This is our interview series in which we bring you the nurseries and kid rooms of successful designers, entrepreneurs and moms. Through this series, our featured guests will divulge some of their design secrets and share stories of how their nurseries came to be.
Alice Berman is the creative visionary behind Mermapillar Organics, an Etsy shop featuring organic cotton animal pillows with lots of personality. Modern, yet slightly off-beat, these nervous animal and little critter pillows are made by hand in Minneapolis, with all materials sourced from the USA. The animal images are printed on the front and back of the pillow—the back, naturally, showing the rear of the critter—with eco-friendly soy inks. They make the perfect playful, eco-friendly baby gift.
Alice and her husband Brian are welcoming their first baby, and they generously shared their eclectic and fun, gender-neutral nursery with us.
How did your work as a designer and crafter impact the design of your nursery?
Besides wanting the space to turn out playful and simple, it was really important to me that the room has a lot of unique and handmade items in it. I was able to make some of the pieces myself, including crib sheets, the abacus-inspired art above the crib, and I was excited to strip and refinish a mid-century dresser for a fun bright changing table.
I want our child to grow up surrounded with things that have a story and love from friends and family behind them. I know that physical objects shouldn’t carry the same importance as our relationships, but there is something really beautiful about holding something your grandmother or friend made just for you.
My favorite thing in the room would have to be the abacus piece. It was my first project for the nursery, and it came out great. I had seen something like it using wood beads and dowels from CB2. I really love the tactile quality of felted wool and used about 100 dyed 1” balls instead. I strung them onto embroidery thread and attached the strings to a simple wooden frame with some pretty brass tacks.
The gallery wall is all prints and pieces my husband and I really love, including work from friends, a Calvin and Hobbes print (hubby’s favorite), a large Jay Ryan print, an awesome needlepoint of a frog and flowers my mom did in the ’70s and some others we have collected over the years on trips.
Tell us about your design process.
I knew I wanted the room to have a mid-century modern, yet eclectic feel with a lot of childish, whimsical elements. Since we didn’t want to find out the gender, I thought light gray walls with bold pops of color would work well, boy or girl.
With this in mind, picking out the crib and other furniture came pretty easily. A mix of old and new with silly Mermapillows and toy robots, and other handmade items, like the quilt and matching bunny doll from Beedot, give the room a lot of personality.
The nursery is an easy transition from the rest of the house. We live in a mid-century rambler and have tried to keep with that era in our furniture and overall style. Simple lines, lots of light, natural wood and bits of color are all around our house.
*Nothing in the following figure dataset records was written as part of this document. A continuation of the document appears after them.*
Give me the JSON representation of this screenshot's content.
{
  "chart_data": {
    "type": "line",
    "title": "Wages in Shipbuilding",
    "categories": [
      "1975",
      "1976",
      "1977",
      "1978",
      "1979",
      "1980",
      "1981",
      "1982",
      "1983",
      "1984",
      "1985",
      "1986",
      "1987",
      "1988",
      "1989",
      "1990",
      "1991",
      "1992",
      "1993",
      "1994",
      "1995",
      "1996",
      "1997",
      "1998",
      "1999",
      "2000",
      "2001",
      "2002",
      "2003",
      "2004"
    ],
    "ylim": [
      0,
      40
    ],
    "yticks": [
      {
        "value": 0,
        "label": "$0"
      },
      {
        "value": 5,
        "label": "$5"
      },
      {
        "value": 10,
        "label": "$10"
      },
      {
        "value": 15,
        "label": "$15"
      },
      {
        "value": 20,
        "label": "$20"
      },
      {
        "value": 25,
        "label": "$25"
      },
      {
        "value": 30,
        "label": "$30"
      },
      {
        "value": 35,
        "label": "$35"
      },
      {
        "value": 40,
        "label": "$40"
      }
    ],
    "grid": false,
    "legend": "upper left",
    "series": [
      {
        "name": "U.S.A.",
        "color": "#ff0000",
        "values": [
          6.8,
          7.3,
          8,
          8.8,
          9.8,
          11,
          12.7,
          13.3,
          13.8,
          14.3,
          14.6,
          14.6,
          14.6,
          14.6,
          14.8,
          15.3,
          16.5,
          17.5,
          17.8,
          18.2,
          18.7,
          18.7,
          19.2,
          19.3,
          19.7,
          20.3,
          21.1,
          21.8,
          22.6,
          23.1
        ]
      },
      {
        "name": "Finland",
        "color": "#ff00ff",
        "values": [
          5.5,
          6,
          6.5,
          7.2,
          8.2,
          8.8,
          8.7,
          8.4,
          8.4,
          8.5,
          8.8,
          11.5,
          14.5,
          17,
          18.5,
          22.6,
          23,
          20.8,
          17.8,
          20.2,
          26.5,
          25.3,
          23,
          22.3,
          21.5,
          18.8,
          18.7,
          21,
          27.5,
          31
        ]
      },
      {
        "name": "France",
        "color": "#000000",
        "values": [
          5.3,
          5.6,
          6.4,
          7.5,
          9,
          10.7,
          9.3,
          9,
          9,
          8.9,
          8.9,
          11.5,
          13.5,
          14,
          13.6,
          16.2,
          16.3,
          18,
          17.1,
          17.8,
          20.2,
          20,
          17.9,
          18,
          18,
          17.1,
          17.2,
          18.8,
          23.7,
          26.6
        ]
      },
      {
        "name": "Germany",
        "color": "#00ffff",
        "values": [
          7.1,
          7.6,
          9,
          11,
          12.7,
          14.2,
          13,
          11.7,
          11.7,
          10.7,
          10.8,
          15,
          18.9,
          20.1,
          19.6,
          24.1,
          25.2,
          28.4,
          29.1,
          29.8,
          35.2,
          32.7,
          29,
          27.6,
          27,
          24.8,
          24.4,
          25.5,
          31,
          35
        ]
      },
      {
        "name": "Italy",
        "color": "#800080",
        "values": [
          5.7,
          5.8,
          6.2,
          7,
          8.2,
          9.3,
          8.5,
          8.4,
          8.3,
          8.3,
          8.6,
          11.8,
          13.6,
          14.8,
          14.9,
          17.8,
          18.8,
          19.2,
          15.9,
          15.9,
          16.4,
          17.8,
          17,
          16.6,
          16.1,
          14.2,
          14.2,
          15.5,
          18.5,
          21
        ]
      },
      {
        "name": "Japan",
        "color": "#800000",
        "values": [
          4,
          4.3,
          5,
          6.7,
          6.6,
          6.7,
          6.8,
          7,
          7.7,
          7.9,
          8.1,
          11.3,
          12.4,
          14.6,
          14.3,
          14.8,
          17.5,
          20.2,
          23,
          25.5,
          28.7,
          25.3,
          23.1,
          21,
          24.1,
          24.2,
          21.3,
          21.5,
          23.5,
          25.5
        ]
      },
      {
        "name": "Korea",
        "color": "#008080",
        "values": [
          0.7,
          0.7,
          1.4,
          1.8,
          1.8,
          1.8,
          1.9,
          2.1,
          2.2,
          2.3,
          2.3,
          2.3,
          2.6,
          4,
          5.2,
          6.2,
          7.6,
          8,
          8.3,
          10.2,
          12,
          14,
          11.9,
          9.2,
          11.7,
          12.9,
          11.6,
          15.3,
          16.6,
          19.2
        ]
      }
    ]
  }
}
Of course, we do have some quirky decorations too, like a “Dog Head Wall” in our family room, featuring nothing but different breeds of dog head plaques my husband and I have collected. I’m pretty lucky to have married a man with similar taste and sense of humor!
Do you have any words of advice for other designers and parents?
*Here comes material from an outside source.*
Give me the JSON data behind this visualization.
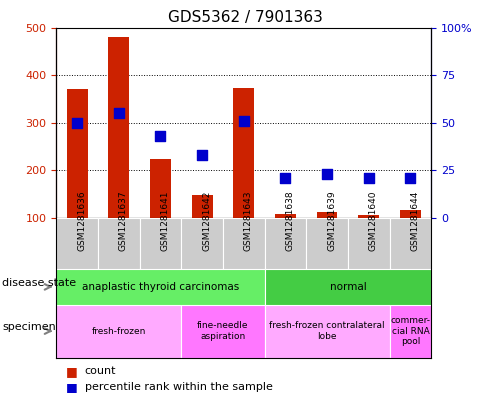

I always like to start a room project by getting inspiration from looking online for ideas. Sometimes, however, I get caught up in making sure everything fits the right colors or theme, etc. My advice is to try to keep in mind what a baby might like to look at or what would capture the imagination of a toddler.
Regardless of style, remembering what your favorite toys, pictures and books were when you were a kid and putting similar elements into the room will not only make for a great space for your child, it will be really fun for you to create.